Na última
terça-feira (08) foi comemorado o Dia
Internacional do Pedestre. Confesso que, pedestre profissional que sou, não
sabia da existência desse dia. Na verdade, não me sensibilizo muito com esse
negócio de “dia disso”, “dia daquilo”, mas, neste caso, achei bem oportuno. Até
porque não implica necessariamente uma corrida louca às lojas para comprar
presentes.
Em nome de uma
suposta modernidade, em muitas cidades espantou-se o pedestre para abrir espaço
para avenidas de alta velocidade ou para estacionamentos. As rodas passaram a
ter mais importância do que as pernas. No Rio de Janeiro, a Barra da Tijuca é
um exemplo dessa visão equivocada de cidade. Pedestres não são bem vindos por
lá.
Por sorte, algumas
luzes surgem no final desse túnel, e não são carros vindo em nossa direção. E
nem aquelas falsas luzes que só servem para iludir o eleitor ou para justificar
obras superfaturadas. Algumas cidades pelo mundo estão priorizando o bípede
humano em detrimento do motor sobre rodas, seja oferecendo transporte público
de graça, ou expandindo ciclovias, ou cobrando taxas para que veículos circulem
por determinados perímetros. Ou redesenhando as cidades para que as pessoas não
tenham que fazer longos deslocamentos para a escola, o lazer ou o trabalho.
O automóvel é ótimo.
Um excelente artefato, como a máquina de lavar, o freezer, o liquidificador, o
aspirador de pó. Uma máquina, como dizem os italianos (macchina) e os russos (машина).
Como tudo na vida, é bom se bem usado.

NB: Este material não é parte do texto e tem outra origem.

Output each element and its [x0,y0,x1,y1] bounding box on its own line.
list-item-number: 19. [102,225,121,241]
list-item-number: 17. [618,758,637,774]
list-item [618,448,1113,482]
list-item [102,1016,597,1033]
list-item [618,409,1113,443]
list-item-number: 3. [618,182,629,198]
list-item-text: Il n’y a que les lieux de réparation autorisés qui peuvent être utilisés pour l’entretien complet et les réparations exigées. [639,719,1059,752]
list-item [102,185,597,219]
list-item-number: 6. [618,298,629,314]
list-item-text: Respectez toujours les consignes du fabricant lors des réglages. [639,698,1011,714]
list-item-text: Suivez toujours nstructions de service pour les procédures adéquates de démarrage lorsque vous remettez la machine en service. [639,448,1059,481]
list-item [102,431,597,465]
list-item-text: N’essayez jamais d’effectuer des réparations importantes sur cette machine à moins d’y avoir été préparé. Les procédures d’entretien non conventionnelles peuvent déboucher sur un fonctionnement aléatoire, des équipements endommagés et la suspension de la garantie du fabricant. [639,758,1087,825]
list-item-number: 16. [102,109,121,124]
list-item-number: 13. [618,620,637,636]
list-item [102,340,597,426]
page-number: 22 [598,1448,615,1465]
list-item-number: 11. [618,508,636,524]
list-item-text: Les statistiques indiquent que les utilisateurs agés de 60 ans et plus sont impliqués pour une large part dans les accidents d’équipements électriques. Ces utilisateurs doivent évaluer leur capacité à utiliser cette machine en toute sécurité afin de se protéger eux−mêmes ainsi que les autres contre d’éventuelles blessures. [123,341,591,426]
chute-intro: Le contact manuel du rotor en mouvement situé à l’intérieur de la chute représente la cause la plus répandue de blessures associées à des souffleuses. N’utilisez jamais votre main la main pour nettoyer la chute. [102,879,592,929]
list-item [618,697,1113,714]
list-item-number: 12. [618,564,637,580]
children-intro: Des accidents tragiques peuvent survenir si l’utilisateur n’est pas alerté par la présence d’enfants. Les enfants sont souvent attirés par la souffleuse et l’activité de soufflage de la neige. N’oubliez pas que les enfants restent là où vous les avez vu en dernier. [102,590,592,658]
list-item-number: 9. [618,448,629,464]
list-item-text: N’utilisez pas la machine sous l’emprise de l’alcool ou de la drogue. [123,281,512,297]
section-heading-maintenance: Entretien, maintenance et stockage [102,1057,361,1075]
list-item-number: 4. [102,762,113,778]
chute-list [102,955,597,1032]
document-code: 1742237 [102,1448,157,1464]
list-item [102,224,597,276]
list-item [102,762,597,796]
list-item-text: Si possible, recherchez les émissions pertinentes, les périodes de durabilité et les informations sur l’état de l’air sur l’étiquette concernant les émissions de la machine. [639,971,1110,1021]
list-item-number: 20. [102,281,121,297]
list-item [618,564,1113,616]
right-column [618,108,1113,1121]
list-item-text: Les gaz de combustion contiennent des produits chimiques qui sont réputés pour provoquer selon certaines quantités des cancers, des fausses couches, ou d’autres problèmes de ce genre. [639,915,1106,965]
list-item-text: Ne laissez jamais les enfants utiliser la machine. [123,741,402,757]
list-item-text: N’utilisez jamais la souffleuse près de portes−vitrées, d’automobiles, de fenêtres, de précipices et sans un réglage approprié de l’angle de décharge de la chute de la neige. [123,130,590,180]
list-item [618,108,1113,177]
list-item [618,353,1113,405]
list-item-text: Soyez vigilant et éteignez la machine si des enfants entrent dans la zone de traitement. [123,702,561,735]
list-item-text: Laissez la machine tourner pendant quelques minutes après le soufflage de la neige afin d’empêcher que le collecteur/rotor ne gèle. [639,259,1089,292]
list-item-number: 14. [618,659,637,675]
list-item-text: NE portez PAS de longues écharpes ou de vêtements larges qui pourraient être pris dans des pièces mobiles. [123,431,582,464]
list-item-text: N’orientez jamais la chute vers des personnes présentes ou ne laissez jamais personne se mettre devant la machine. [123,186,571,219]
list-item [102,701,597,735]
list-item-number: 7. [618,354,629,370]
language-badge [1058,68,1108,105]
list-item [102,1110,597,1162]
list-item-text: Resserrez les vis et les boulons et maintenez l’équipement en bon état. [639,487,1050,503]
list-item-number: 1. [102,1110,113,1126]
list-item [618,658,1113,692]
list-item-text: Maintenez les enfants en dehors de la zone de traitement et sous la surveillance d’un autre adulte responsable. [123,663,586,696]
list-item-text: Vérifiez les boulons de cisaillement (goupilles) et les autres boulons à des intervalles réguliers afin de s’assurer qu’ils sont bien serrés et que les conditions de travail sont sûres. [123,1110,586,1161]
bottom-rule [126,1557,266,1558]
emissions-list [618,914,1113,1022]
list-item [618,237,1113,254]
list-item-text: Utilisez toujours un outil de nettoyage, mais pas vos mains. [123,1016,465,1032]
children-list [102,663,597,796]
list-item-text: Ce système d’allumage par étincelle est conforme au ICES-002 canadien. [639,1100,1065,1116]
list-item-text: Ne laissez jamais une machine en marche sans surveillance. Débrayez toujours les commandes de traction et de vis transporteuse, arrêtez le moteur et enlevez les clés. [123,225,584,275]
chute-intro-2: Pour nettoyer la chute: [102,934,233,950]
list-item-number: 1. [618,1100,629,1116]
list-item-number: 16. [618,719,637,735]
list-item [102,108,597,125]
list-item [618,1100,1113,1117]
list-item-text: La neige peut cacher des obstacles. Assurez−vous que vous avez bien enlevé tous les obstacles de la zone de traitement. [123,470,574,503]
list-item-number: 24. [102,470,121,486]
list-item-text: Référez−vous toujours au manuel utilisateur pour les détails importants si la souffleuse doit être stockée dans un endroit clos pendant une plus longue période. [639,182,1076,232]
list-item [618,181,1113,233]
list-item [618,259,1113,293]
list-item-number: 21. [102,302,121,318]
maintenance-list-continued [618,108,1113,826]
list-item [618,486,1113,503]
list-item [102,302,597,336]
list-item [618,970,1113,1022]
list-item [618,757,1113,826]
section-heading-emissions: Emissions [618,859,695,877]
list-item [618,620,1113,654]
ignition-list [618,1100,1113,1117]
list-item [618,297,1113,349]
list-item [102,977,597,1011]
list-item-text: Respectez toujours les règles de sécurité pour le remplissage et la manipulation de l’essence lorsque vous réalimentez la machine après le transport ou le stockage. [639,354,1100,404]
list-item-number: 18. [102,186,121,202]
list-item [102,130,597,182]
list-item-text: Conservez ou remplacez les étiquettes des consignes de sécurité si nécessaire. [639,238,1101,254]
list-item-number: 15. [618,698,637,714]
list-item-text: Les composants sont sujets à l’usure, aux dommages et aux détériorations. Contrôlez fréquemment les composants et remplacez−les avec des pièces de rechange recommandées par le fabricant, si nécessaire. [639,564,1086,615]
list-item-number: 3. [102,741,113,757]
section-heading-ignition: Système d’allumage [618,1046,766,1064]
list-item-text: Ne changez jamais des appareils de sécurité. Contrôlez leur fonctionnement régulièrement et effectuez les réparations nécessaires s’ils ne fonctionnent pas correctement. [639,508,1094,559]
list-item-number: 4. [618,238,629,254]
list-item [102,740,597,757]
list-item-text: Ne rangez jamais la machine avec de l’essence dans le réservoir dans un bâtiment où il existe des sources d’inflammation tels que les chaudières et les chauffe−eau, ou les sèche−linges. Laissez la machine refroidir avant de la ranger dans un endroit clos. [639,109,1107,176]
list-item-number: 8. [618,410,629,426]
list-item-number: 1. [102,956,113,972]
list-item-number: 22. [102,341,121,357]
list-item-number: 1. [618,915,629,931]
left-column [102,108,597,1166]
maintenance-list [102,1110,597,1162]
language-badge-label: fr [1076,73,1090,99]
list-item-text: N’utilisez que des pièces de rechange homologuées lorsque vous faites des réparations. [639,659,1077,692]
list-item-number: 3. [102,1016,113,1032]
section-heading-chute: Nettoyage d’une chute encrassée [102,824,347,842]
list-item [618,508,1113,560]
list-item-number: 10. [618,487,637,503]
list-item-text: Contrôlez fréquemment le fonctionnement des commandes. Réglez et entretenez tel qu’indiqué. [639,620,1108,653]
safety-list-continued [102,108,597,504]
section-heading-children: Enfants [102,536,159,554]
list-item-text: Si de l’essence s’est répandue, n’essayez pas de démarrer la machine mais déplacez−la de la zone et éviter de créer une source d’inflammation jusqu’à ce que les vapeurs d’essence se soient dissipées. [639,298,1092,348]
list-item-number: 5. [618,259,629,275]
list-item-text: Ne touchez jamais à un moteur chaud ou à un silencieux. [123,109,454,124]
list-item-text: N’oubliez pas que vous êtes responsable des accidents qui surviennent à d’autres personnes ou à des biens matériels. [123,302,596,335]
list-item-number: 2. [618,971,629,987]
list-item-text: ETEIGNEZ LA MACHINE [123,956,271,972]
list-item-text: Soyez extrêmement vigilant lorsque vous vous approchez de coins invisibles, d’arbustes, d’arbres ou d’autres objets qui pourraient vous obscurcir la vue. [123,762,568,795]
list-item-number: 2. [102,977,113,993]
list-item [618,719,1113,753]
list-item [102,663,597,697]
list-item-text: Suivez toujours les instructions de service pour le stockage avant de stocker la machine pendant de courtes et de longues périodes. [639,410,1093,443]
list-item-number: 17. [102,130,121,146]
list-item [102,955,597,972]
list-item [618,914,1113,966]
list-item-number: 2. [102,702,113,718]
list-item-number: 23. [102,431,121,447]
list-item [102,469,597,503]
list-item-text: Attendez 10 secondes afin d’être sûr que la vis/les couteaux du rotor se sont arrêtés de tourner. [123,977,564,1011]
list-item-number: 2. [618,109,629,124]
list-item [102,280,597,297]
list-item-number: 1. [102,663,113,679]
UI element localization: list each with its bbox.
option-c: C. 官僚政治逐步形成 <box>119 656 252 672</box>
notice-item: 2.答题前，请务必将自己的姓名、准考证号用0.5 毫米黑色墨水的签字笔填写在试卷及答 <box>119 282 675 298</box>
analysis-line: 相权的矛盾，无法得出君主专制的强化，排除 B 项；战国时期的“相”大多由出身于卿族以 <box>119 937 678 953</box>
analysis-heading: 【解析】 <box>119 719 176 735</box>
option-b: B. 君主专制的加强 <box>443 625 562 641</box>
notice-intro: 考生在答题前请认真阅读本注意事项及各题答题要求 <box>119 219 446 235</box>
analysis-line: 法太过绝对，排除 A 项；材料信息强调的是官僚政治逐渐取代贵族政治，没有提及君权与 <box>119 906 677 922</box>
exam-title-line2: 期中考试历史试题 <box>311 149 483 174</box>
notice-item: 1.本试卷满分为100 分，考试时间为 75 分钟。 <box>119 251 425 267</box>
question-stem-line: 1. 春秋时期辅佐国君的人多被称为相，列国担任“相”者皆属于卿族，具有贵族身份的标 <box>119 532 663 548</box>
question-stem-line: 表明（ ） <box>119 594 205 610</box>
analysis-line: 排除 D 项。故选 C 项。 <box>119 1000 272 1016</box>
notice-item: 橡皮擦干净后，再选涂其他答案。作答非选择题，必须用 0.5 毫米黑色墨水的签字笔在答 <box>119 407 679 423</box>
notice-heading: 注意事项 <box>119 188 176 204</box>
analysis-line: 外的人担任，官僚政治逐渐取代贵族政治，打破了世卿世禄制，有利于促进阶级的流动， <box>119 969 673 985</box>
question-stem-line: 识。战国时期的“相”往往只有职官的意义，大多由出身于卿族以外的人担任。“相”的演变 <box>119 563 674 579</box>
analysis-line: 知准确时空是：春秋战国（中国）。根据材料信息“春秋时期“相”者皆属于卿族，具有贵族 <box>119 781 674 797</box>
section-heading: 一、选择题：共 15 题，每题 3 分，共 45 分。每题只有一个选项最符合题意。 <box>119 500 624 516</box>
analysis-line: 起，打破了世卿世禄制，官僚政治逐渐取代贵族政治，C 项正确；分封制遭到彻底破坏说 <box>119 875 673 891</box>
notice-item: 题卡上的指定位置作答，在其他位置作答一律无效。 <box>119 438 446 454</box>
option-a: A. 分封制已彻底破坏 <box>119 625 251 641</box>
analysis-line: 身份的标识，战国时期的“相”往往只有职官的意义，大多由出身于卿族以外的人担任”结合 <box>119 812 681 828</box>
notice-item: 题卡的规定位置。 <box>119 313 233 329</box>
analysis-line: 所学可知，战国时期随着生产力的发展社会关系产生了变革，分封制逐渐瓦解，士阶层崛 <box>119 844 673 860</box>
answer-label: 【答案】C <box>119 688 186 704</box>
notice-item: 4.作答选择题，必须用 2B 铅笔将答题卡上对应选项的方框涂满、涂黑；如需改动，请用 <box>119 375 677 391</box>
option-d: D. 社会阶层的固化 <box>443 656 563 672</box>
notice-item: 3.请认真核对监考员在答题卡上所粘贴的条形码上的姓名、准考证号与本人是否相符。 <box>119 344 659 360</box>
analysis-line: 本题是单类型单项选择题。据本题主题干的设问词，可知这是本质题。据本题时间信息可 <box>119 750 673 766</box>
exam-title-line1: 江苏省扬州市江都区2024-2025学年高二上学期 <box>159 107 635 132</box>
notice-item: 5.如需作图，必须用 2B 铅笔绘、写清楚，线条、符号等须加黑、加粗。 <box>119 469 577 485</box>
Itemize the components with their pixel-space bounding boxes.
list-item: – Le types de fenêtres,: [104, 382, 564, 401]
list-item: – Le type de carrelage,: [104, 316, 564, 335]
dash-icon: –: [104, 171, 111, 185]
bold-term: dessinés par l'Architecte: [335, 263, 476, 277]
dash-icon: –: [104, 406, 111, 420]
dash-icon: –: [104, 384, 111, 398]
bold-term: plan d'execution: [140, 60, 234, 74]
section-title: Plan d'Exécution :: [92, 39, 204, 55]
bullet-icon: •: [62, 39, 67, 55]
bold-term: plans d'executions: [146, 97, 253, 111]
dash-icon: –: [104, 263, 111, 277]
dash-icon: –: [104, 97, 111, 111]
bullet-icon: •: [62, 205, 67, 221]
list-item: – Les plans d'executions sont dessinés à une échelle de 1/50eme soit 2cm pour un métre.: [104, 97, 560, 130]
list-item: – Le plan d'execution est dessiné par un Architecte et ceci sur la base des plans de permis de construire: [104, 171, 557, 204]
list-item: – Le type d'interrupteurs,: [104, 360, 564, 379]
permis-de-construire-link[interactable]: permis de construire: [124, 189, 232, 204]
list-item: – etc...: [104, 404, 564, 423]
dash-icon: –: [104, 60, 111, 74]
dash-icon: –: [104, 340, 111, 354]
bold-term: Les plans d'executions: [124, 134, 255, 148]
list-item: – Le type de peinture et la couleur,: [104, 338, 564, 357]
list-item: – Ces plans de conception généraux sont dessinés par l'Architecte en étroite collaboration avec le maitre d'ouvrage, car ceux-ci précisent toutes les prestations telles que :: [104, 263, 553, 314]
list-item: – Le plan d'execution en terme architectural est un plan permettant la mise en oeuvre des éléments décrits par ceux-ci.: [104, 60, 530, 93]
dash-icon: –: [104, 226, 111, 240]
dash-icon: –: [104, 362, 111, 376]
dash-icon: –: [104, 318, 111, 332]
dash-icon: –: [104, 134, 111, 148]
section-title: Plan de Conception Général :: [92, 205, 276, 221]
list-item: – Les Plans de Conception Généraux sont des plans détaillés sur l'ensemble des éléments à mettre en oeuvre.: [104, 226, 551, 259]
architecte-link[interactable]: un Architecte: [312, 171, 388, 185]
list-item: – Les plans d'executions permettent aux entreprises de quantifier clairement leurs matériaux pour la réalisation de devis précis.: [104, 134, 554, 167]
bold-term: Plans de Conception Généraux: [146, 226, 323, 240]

O bem que proporciona não pode ser menor
do que os danos que possa causar. Como a crescente poluição do ar que
respiramos e o aumento da temperatura nas metrópoles, criando as ilhas
de calor.
Jane Jacobs não
era urbanista de formação, ou arquiteta, e sim jornalista. Mas – ou por isso
mesmo - teve a compreensão, décadas atrás, de que uma cidade deve ser
comunicante, espaço de socialização. O arquiteto dinamarquês Jan Gehl também trilha esse caminho e defende
a cidade para pessoas, título de um belo livro seu.
Este tema puxa lá do
fundo de minha memória um magnífico conto do mestre Ray Bradbury (falecido em
2012, aos 91 anos), O
Pedestre (The Pedestrian). Tido como autor de ficção científica, Bradbury
rejeitava esse rótulo. De fato, era isso e muito mais. Escrito nos anos 1950, o
conto é ambientado no ano de 2053, quando o simples ato de caminhar pela cidade
seria uma infração.
O pedestre solitário
de Bradbury pode ser o último exemplar do flâneur descrito por
Walter Benjamin. Uma espécie que já nestas primeiras décadas do século XXI talvez
esteja ameaçada de extinção. Tomara que não.